Söz Kesme Mendil Alma: Oğlan evi eskiden işin maddi olarak büyük kısmını yüklenirmiş, altın (beşibiryerde, sarı lira, bilezik, tura altını falan) birde baklava 250-300 kilogram istenirmiş, kız evi bunu dağıtır karşılığında okuntu (avet) gelirmiş, düğünü ve nişanın ne zaman yapılacağı konuşulur mendil verilir. Söz kesme, söz  mendili alma sevinçli bir olay olduğu için, eğer kız köy dışına verildiyse, oğlan tarafı arabalarının kornalarına çokça art arda çalarak giderler.  Herkes tarafından bu söz olayı bilinir. Söz nişanın masraflarının görüleceği gün iki aile de toplanırdı. O gün; kız, oğlan, anne ve babalar, iki gencin abla ve ağabeyleri, yenge ve enişteleri hep beraber nişan alış verişine çıkılır. Önce nişan yüzükleri beğenilir ve alınırdı. Kıza ve oğlana birer takım elbise, iç çamaşırı, terlik, mendil, çorap, ayakkabı vs. giyim eşyaları alınırdı. Kız evinin aldığı eşyaları oğlan evi, oğlan evinin aldıklarını da kız evi götürürdü.

Sözde kızın abisi veya babası için körüklü çizme istenirmiş, olan evi de jest olarak alırmış, kızı verdik körüklü çizmeyi giydik (Efe çizmesi)

Müsait bir günde (pazar veya perşembe) aile arasında genelde akşam olur söz yüzükleri takılır. Bu yüzük, küpe olur. Bunu halk arasında filancanın ( Ayşenin, Fatmanın, Hasanın, Alinin) söz yüzükleri takılmış denir.

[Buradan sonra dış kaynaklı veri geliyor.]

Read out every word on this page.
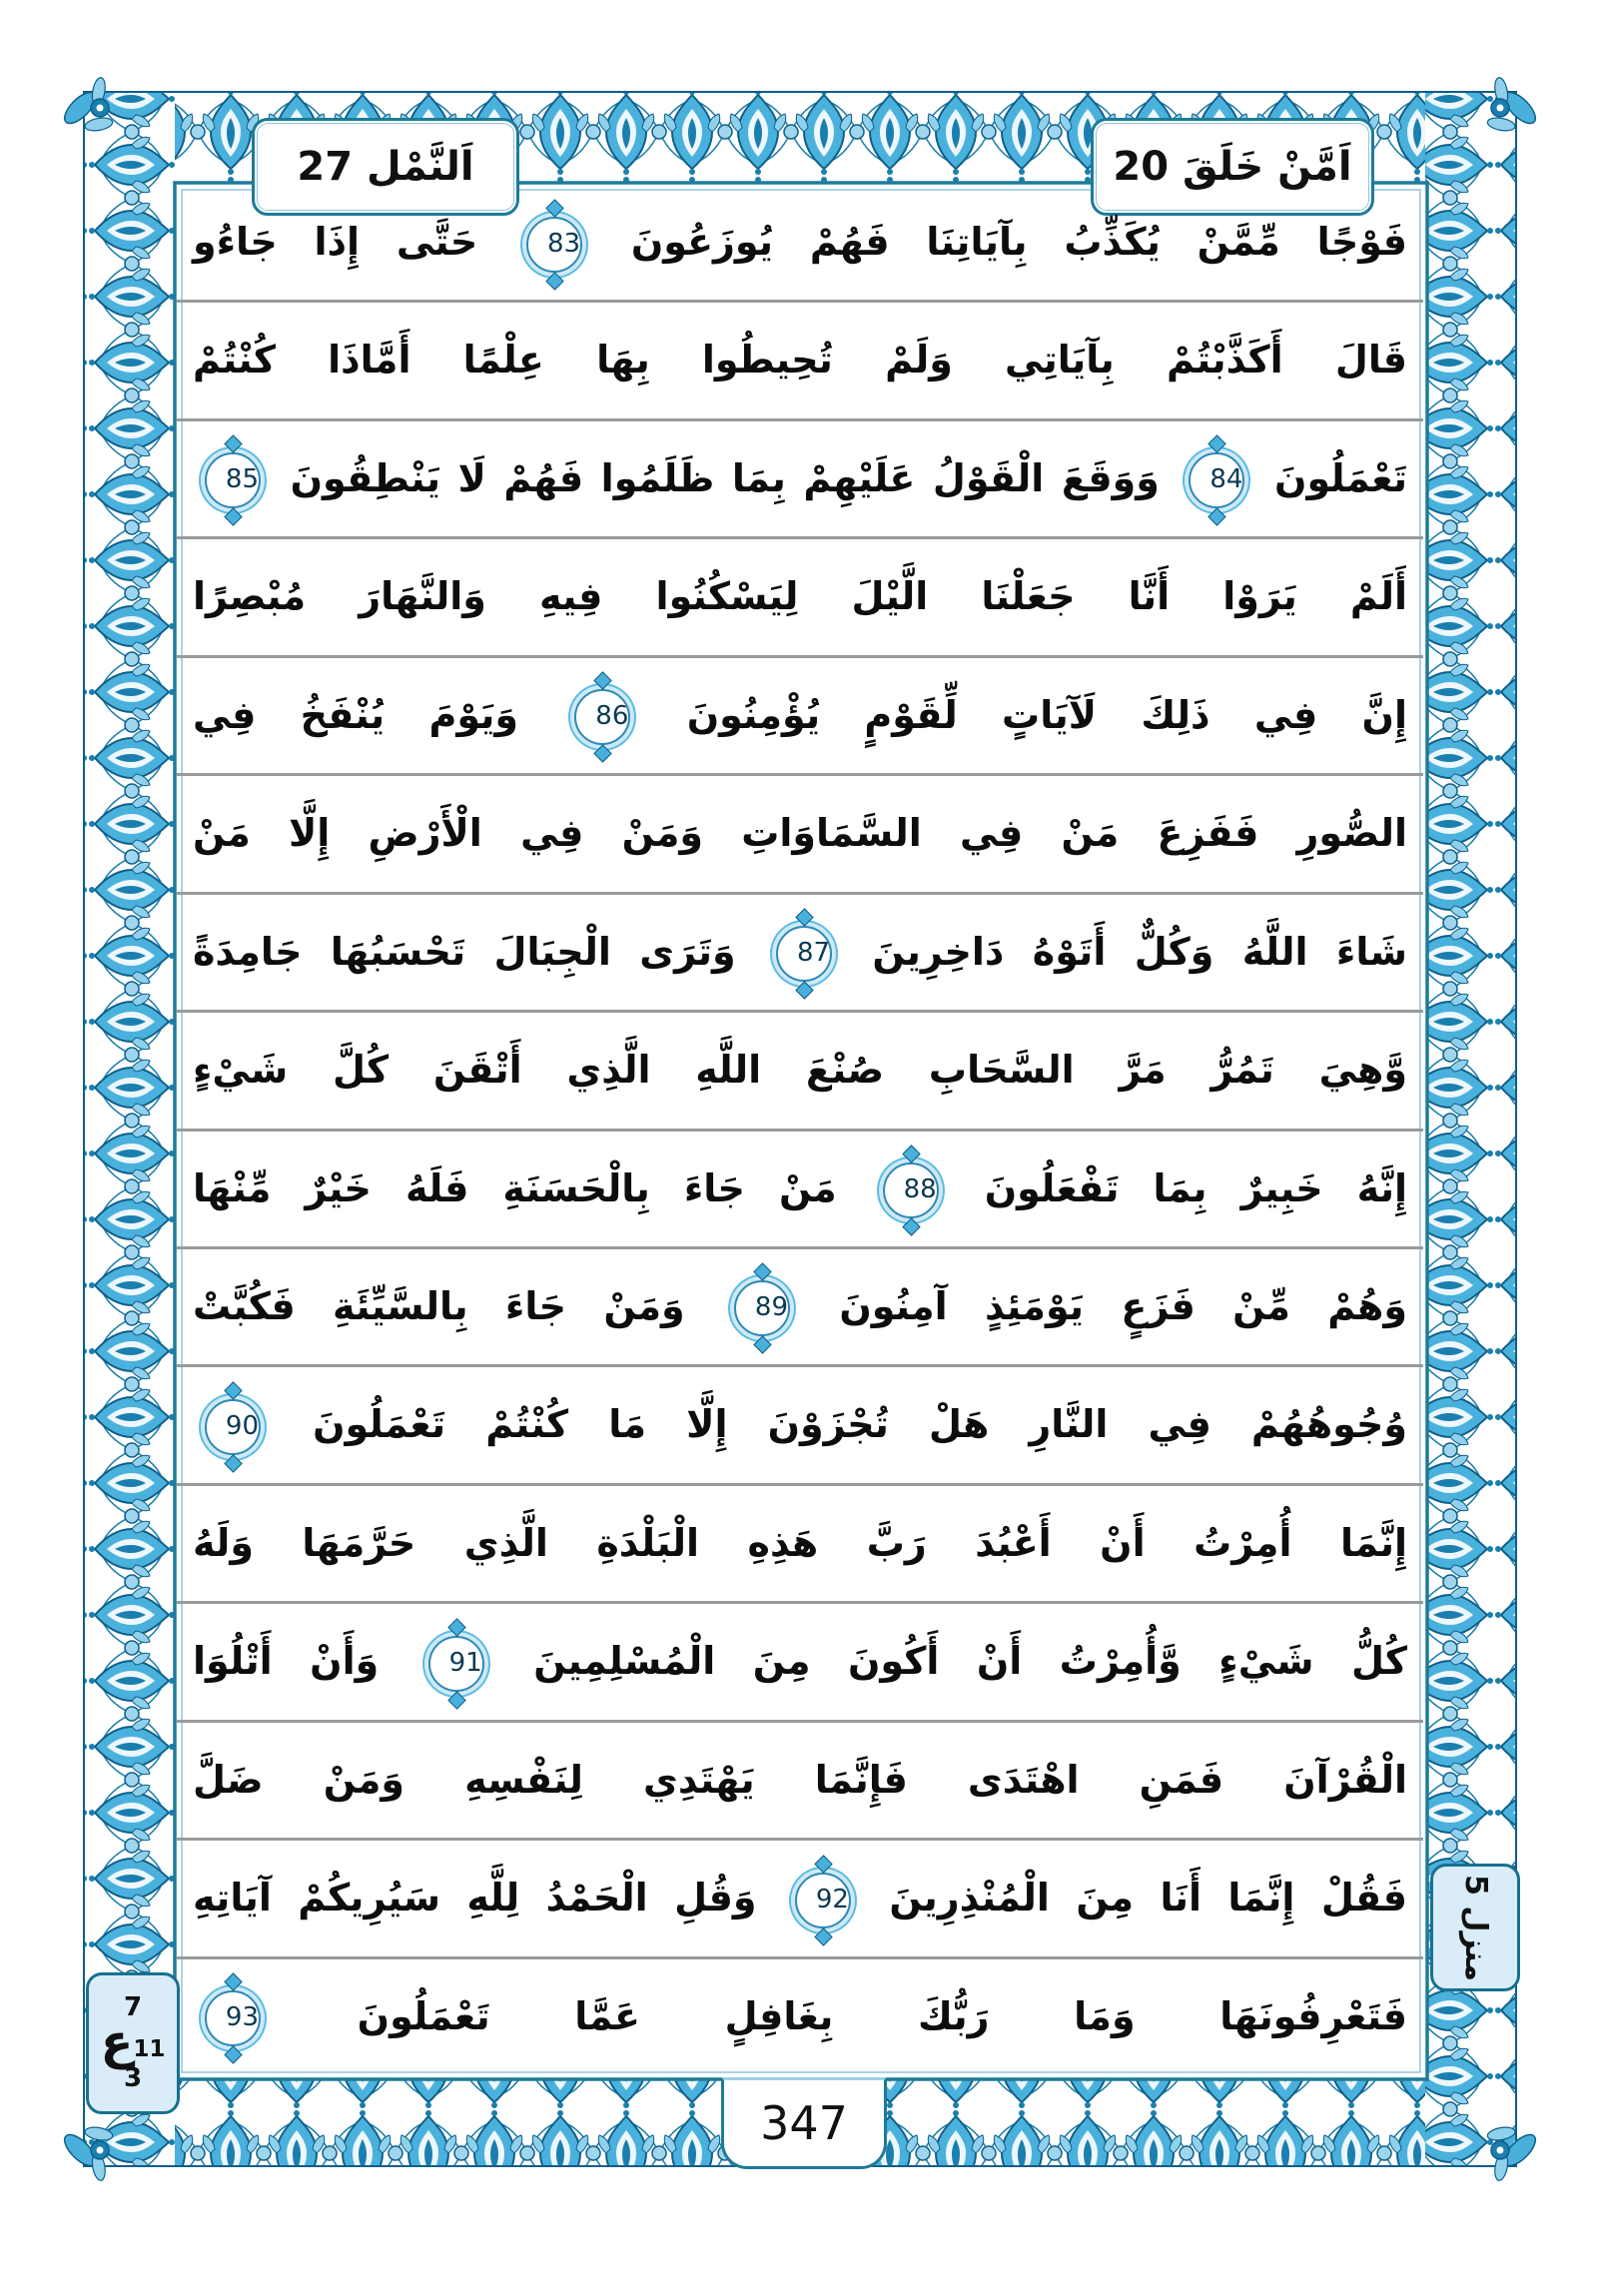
اَلنَّمْل 27	اَمَّنْ خَلَقَ 20
فَوْجًا مِّمَّنْ يُكَذِّبُ بِآيَاتِنَا فَهُمْ يُوزَعُونَ 83 حَتَّى إِذَا جَاءُو
قَالَ أَكَذَّبْتُمْ بِآيَاتِي وَلَمْ تُحِيطُوا بِهَا عِلْمًا أَمَّاذَا كُنْتُمْ
تَعْمَلُونَ 84 وَوَقَعَ الْقَوْلُ عَلَيْهِمْ بِمَا ظَلَمُوا فَهُمْ لَا يَنْطِقُونَ 85
أَلَمْ يَرَوْا أَنَّا جَعَلْنَا الَّيْلَ لِيَسْكُنُوا فِيهِ وَالنَّهَارَ مُبْصِرًا
إِنَّ فِي ذَلِكَ لَآيَاتٍ لِّقَوْمٍ يُؤْمِنُونَ 86 وَيَوْمَ يُنْفَخُ فِي
الصُّورِ فَفَزِعَ مَنْ فِي السَّمَاوَاتِ وَمَنْ فِي الْأَرْضِ إِلَّا مَنْ
شَاءَ اللَّهُ وَكُلٌّ أَتَوْهُ دَاخِرِينَ 87 وَتَرَى الْجِبَالَ تَحْسَبُهَا جَامِدَةً
وَّهِيَ تَمُرُّ مَرَّ السَّحَابِ صُنْعَ اللَّهِ الَّذِي أَتْقَنَ كُلَّ شَيْءٍ
إِنَّهُ خَبِيرٌ بِمَا تَفْعَلُونَ 88 مَنْ جَاءَ بِالْحَسَنَةِ فَلَهُ خَيْرٌ مِّنْهَا
وَهُمْ مِّنْ فَزَعٍ يَوْمَئِذٍ آمِنُونَ 89 وَمَنْ جَاءَ بِالسَّيِّئَةِ فَكُبَّتْ
وُجُوهُهُمْ فِي النَّارِ هَلْ تُجْزَوْنَ إِلَّا مَا كُنْتُمْ تَعْمَلُونَ 90
إِنَّمَا أُمِرْتُ أَنْ أَعْبُدَ رَبَّ هَذِهِ الْبَلْدَةِ الَّذِي حَرَّمَهَا وَلَهُ
كُلُّ شَيْءٍ وَّأُمِرْتُ أَنْ أَكُونَ مِنَ الْمُسْلِمِينَ 91 وَأَنْ أَتْلُوَا
الْقُرْآنَ فَمَنِ اهْتَدَى فَإِنَّمَا يَهْتَدِي لِنَفْسِهِ وَمَنْ ضَلَّ
فَقُلْ إِنَّمَا أَنَا مِنَ الْمُنْذِرِينَ 92 وَقُلِ الْحَمْدُ لِلَّهِ سَيُرِيكُمْ آيَاتِهِ
فَتَعْرِفُونَهَا وَمَا رَبُّكَ بِغَافِلٍ عَمَّا تَعْمَلُونَ 93
7
ع 11
3
منزل 5
347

Cerez Sinileri (Nişan Karşılığı)

 Büyük Nişan ve Nişan Sinileri Söz nişanından birkaç ay veya 1  yıl sonra çalgılı büyük nişan yapılmak üzere hazırlıklar başlanır. Oğlan evi kıza takacağı altın, bilezik diğer süs eşyalarını almak için tekrar nişan alış verişine çıkılır. Kıza nişan töreninde giymek için tuvalet veya abiye elbise, erkeğe de takım elbise alınır. Yaz mevsimi ise gömlek kravat ile geçiştirilir. Büyük nişan pazar günü yapılır. Okul bahçesinde, evin avlusu, sokağı geniş olanlar  da sokakta  yaparlar. Bayan çalgıcılar gelir. Ailenin büyüklerinden veya eğitimli ağızı iyi laf birisi nişan yüzüklerini takar. Takı töreni başlar oğlan evi gelin  kıza bilezikleri, altını küpeyi herkes önünde takar. Damatta da yüzük, kol saati, o zamanlar altın künye takılırdı. Eş dost para takarlar nişan başlamış olur. paralarla takılarla gelin damat harman dalı oynatılır. Sonra erkekler dağılır damat ve aileden birkaç erkek nişan alanında kalır. Bayanlar tek olarak çalgıcıların önünde oynarlar. Böylelikle nişan merasimi tamamlanır. Komşular oğlan evi veya kız evine sonra nişan mübareğine  gelinir.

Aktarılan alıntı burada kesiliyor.